Man sollte jedoch nicht zuviel über den weiteren Verlauf der Geschichte schreiben, da man Gefahr läuft, zuviel zu verraten.Wenngleich die Geschichte schon aussergewöhnlich ist und unheimlich spannend-poetisch inszeniert wurde, so werden auch die Hoffnungen hinsichtlich der technischen Aspekte nicht enttäuscht. Besonders markant und erwähnenswert ist die optische Wirkung im Gesamten, die sich aus dem gelungenen Zusammenspiel der großartigen Kamera-Arbeit, der intelligenten Regie und letztendlich auch den Stilmitteln (oft durch die speziellen Farbtöne) definiert. Es gibt keine hektischen Schnitte, keine übertriebenen Szenenaufbauten – dafür aber allerlei einprägsame Szenen in der Natur Russlands, im späteren Verlauf auch zumeist an einem See. Und auch die Darsteller, die hierzulande kaum jemand kennen wird, machen mehr als nur einen blossen Job. Konstantin Lavronenko spielt den Vater, und wirkt dabei äusserst versiert und genau so, wie es seine Rolle verlangt: stets undurchsichtig, beinahe unberechenbar und letztendlich doch zielstrebig. Ivan Dobronravov (bis dato sein einziger Auftritt) und Vladimir Garin sind dagegen (und in Anbetracht ihres jungen Alters) noch ein stückweit brillianter. In Bezug auf Vladimir Garin ereignete sich ausserdem ein merkwürdiger, äusserst tragischer Zwischenfall, der indirekt mit dem Entstehungsprozess des Films verknüpft ist. Er ertrank im selben See, an dem während des Films gedreht wurde ! Dies hat keinen Einfluss auf die Bewertung des Films, nur: es erscheint seltsam, und wenn man um diese Tatsache weiss; dann lässt das den Film noch wesentlich intensiver (und noch mysteriöser) wirken. Ein herzliches Beileid an dieser Stelle.

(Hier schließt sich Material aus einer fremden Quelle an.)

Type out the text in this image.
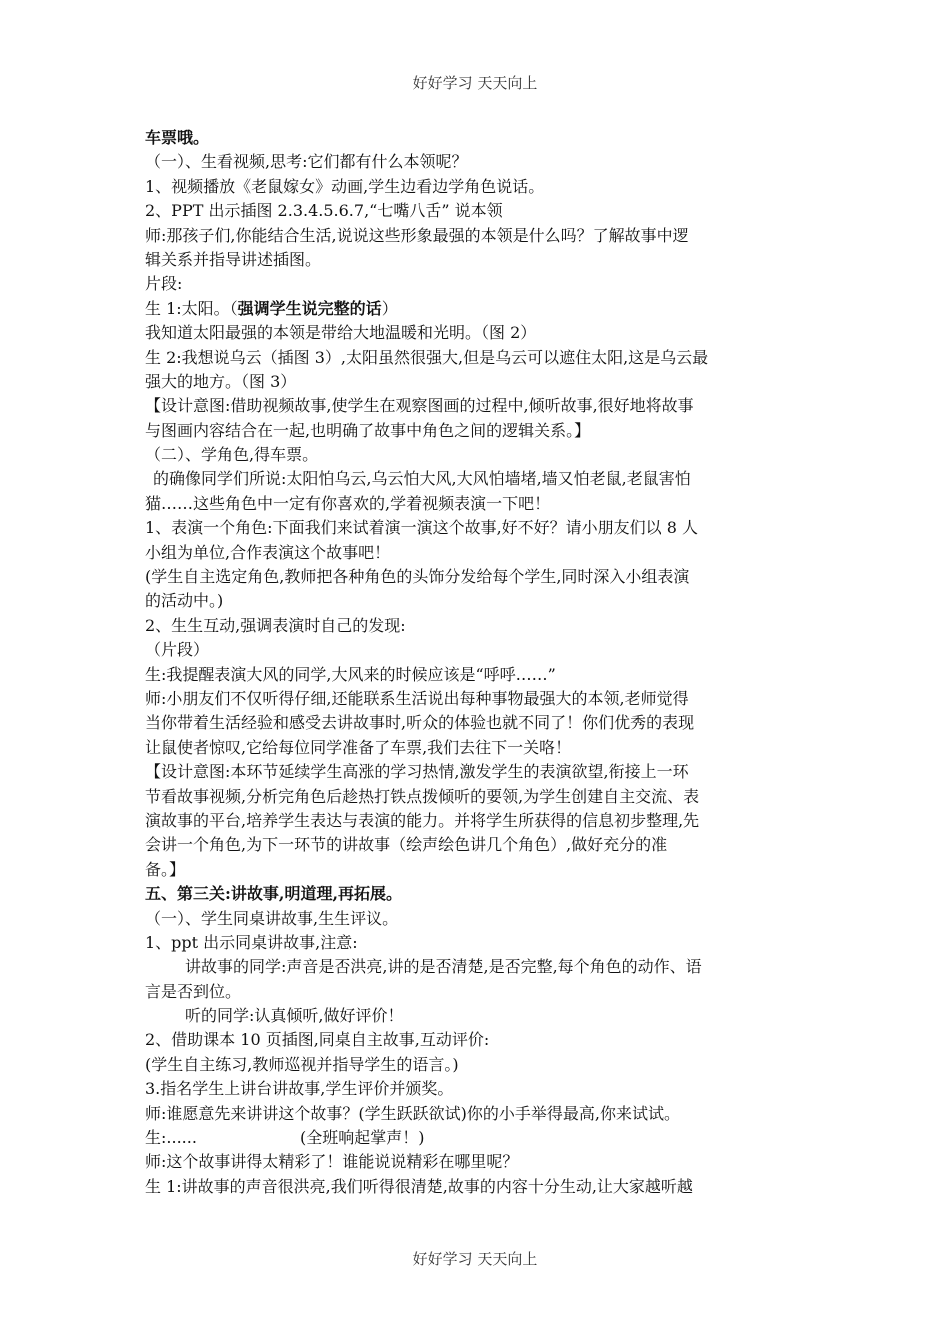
好好学习 天天向上
车票哦。
（一）、生看视频,思考:它们都有什么本领呢？
1、视频播放《老鼠嫁女》动画,学生边看边学角色说话。
2、PPT 出示插图 2.3.4.5.6.7,“七嘴八舌” 说本领
师:那孩子们,你能结合生活,说说这些形象最强的本领是什么吗？了解故事中逻
辑关系并指导讲述插图。
片段:
生 1:太阳。（强调学生说完整的话）
我知道太阳最强的本领是带给大地温暖和光明。（图 2）
生 2:我想说乌云（插图 3）,太阳虽然很强大,但是乌云可以遮住太阳,这是乌云最
强大的地方。（图 3）
【设计意图:借助视频故事,使学生在观察图画的过程中,倾听故事,很好地将故事
与图画内容结合在一起,也明确了故事中角色之间的逻辑关系。】
（二）、学角色,得车票。
的确像同学们所说:太阳怕乌云,乌云怕大风,大风怕墙堵,墙又怕老鼠,老鼠害怕
猫……这些角色中一定有你喜欢的,学着视频表演一下吧！
1、表演一个角色:下面我们来试着演一演这个故事,好不好？请小朋友们以 8 人
小组为单位,合作表演这个故事吧！
(学生自主选定角色,教师把各种角色的头饰分发给每个学生,同时深入小组表演
的活动中。)
2、生生互动,强调表演时自己的发现:
（片段）
生:我提醒表演大风的同学,大风来的时候应该是“呼呼……”
师:小朋友们不仅听得仔细,还能联系生活说出每种事物最强大的本领,老师觉得
当你带着生活经验和感受去讲故事时,听众的体验也就不同了！你们优秀的表现
让鼠使者惊叹,它给每位同学准备了车票,我们去往下一关咯！
【设计意图:本环节延续学生高涨的学习热情,激发学生的表演欲望,衔接上一环
节看故事视频,分析完角色后趁热打铁点拨倾听的要领,为学生创建自主交流、表
演故事的平台,培养学生表达与表演的能力。并将学生所获得的信息初步整理,先
会讲一个角色,为下一环节的讲故事（绘声绘色讲几个角色）,做好充分的准
备。】
五、第三关:讲故事,明道理,再拓展。
（一）、学生同桌讲故事,生生评议。
1、ppt 出示同桌讲故事,注意:
讲故事的同学:声音是否洪亮,讲的是否清楚,是否完整,每个角色的动作、语
言是否到位。
听的同学:认真倾听,做好评价！
2、借助课本 10 页插图,同桌自主故事,互动评价:
(学生自主练习,教师巡视并指导学生的语言。)
3.指名学生上讲台讲故事,学生评价并颁奖。
师:谁愿意先来讲讲这个故事？(学生跃跃欲试)你的小手举得最高,你来试试。
生:......	(全班响起掌声！)
师:这个故事讲得太精彩了！谁能说说精彩在哪里呢？
生 1:讲故事的声音很洪亮,我们听得很清楚,故事的内容十分生动,让大家越听越
好好学习 天天向上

Fazit: Die Rückkehr ist ein absoluter Ausnahme-Film, der mit einer vielschichtigen, spannenden und exzellent inszenierten Geschichte daherkommt. Einen vergleichbares Werk wird man (gerade im Westen) nicht finden, und dennoch benötigt man keinerlei Vorwissen oder muss zwingend um die russische Kultur oder Historie wissen, um in den Bann dieses Films gezogen zu werden. Denn: zwischenmenschliche Beziehungen kennen keine nationalen Barrieren, wie zumeist (und im besten Fall) auch der Film nicht. Gerade dann vermag ein Film es, Ländergrenzen verschwimmen zu lassen; und uns alle daran zu erinnern wer oder was wir eigentlich alle sind – Menschen. Der Film bleibt im Gedächtnis – und sei es nur aufgrund der malerischen Landschaftsaufnahmen, den intelligenten Dialogen, den zeitlosen Leistungen der Darsteller oder dem nachdenklich stimmenden Ende. Oder, abermals im so bezeichneten besten Fall: aufgrund aller genannten Aspekte, als absolut rundes Gesamtpaket. Das ist der wahre Geist des Films !

Ein Gedanke zu “Filmkritik: „Die Rückkehr“ (2003, Andrei Zvyagintsev)

  1. PrometheusFirefly 12 Jun 2011 / 04:57

    Ich glaube ich muss mir den besprochenen Film irgendwann nochmal ansehen, habe ihn nur noch sehr schemenhaft in Erinnerung.